Somy then asks the chief minister of West Bengal, Mamta Banerjee, what she is doing about it. She said, “She is a joke, not to mention an accessory to the crime. Staying silent and doing nothing while one has awareness is the worst crime in my book. How many more protests will it take to put an end to this? How many more placards do we need stating ‘We want justice’ till we actually attain justice?”   
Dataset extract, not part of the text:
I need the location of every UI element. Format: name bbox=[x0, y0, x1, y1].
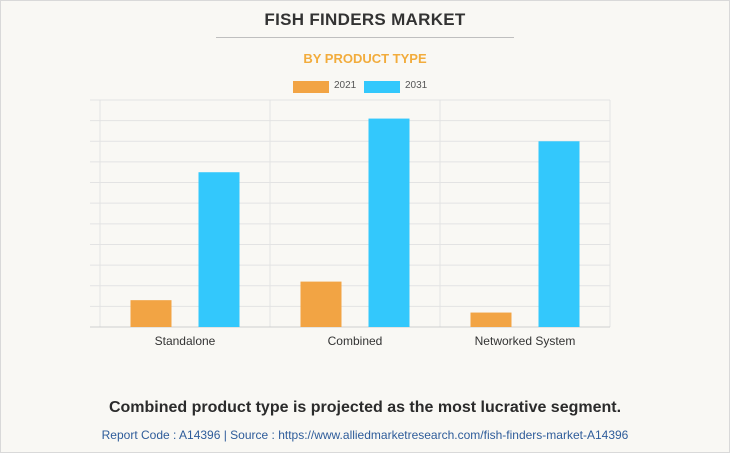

She also stressed that she has been saying this for years: that there should be some grave punishment for people who commit such heinous crimes. “It’s the same drum I have been beating again and again before it becomes hollow, and nothing will change without real change. With corruption and a significant lack of consequences, nothing will change. Call it chai pani or bribery, it must end. And at this point in time I haven’t seen anything that brings me hope,” she said.   

“Corruption, moral compass, bribery, lack of law and order, and law enforcement taking money wrapped in the same newspaper that tells the story of the doctor being raped will change nothing. It’s disgraceful. Are there really no good people left in the world or within the Mumbai Police and its political system? What is going on? This is a very old and deep-rooted corruption issue that can’t be resolved via posts and posters,” she added.   Somy continued that she is not disrespecting the protesters or the people posting on their social media; rather, she is commending their efforts. However, she added, “I am trying to say more has to be done. The question is for politicians and law enforcement agencies to understand what that’more’ is and whether the money folded in the rape story newspapers carries more weight than the burden of proof to arrest the perpetrators.”   

Somy’s No More Tears recently achieved the big milestone of rescuing 50,000 people of all genders from abuse and human trafficking. Sharing her experience of meeting those victims, she said, “1 in 5 women are raped at some point in their lives. I deal with children, both boys and girls, plus young adult women who are rape victims, and at least 12–15 cases in one month. To say the scars never go away is an understatement. And I am talking about emotional scars. Surprisingly, I have found the children under the age of ten to heal faster and display more resilience than the young adults.”   “As a rape survivor myself at age 14, I can relate, and my sharing that with them not only helps build a connection of trust, but it is a necessity so they know I am completely in the same place with them psychologically. Rape victims don’t heal as quickly as domestic violence victims. That’s what I have seen in 17 years of running NMT. Those scars last forever, but my priority is to get them to a level where they are at least learning to live with the trauma, similar to how I have managed to do so. Dwelling on it forever will not help, but that’s a very harsh sentence for me to say to a new rape victim. It takes months and at times a year of therapy before I can get them remotely close to where they were prior to the rape,” she added.